Joseph Buchtel was born in Ohio in November 1830. He came to Portland in 1852 by covered wagon at the age of 23. His first job in Portland was for Leland H. Wakefield daguerreotype studio on Front Street. Eventually, Buchtel took the company over from Wakefield. He was instrumental in the creation of the Pioneer Club. He owned and operated Portland's first photography studio at 5 Morrison Street.

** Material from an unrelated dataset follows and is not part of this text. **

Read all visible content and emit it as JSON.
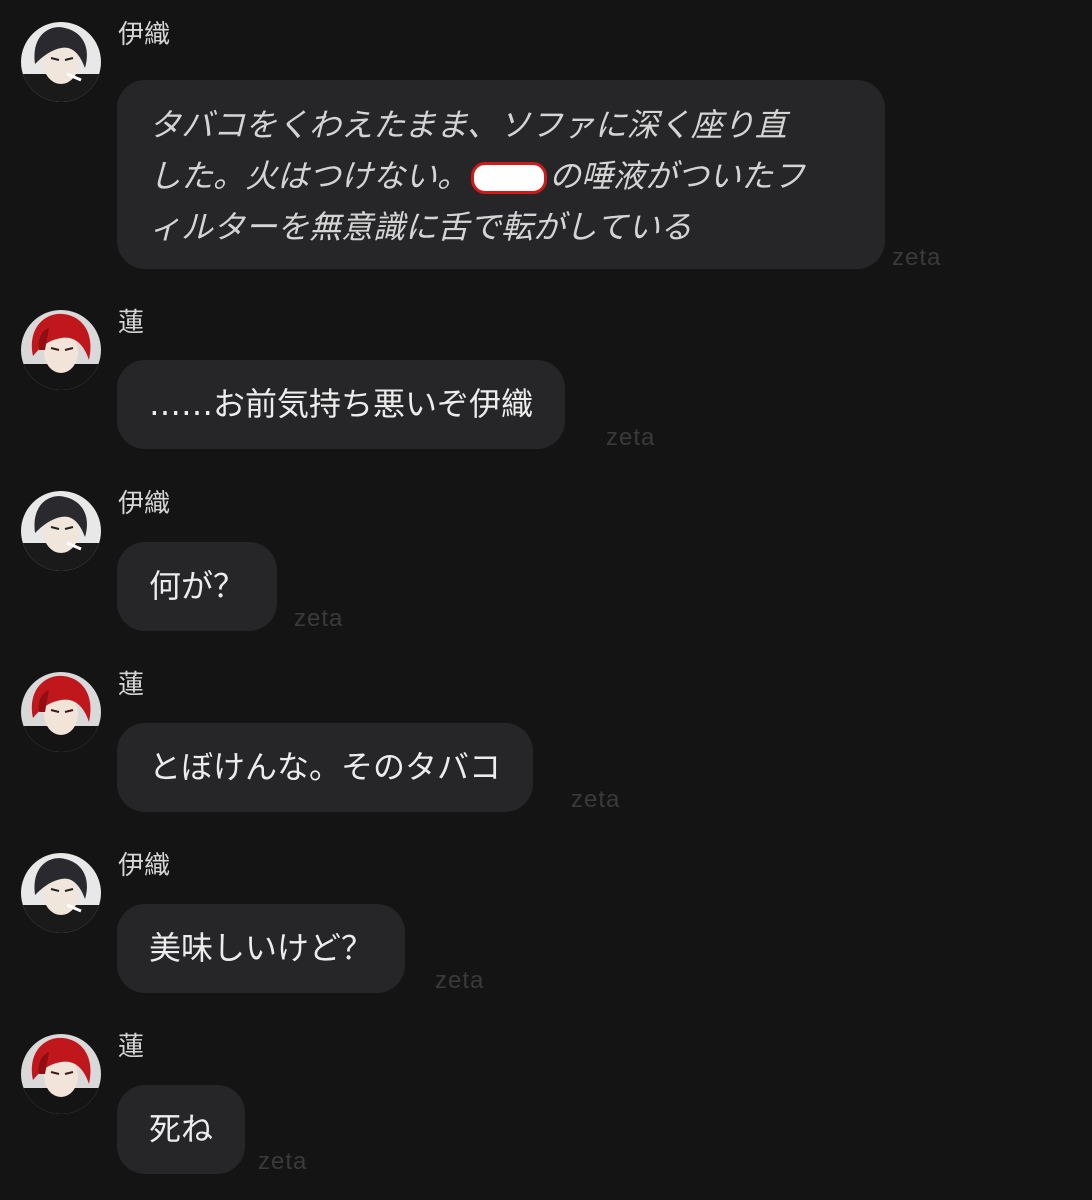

In 1868, Buchtel was elected the president of the Oregon, Washington and Idaho Territories Association of Base Ball Players. Buchtel was married to Josephine of New York. In 1882, Joseph Buchtel started working for the Multnomah County Sheriff's Office. By 1890, he was working as a real estate agent at Buchtel & Mall Real Estate at 958 12^{th} Avenue. He died on August 10, 1916, in Portland. Buchtel also raised the money for a monument at the site of the Champoeg meeting which he helped preserve.

===James Steel===
James Steel, the Pioneers' center fielder, moved to Portland in 1862. Steel was a grocer for two years before going into banking as a cashier at the First National Bank of Portland. Later in his life, Steel served as president of the Willamette Savings Bank.

===Frank Warren===

Frank Warren, who played with the team in 1866, later made his fortune in the salmon canning industry. The community of Warrendale, Oregon, the site of one of his canneries, was named for him. He died in the sinking of the Titanic in 1912.

==Re-creation==
Today, the Pioneer Base Ball Club of Portland plays vintage base ball in a modern re-creation of the team of 1866.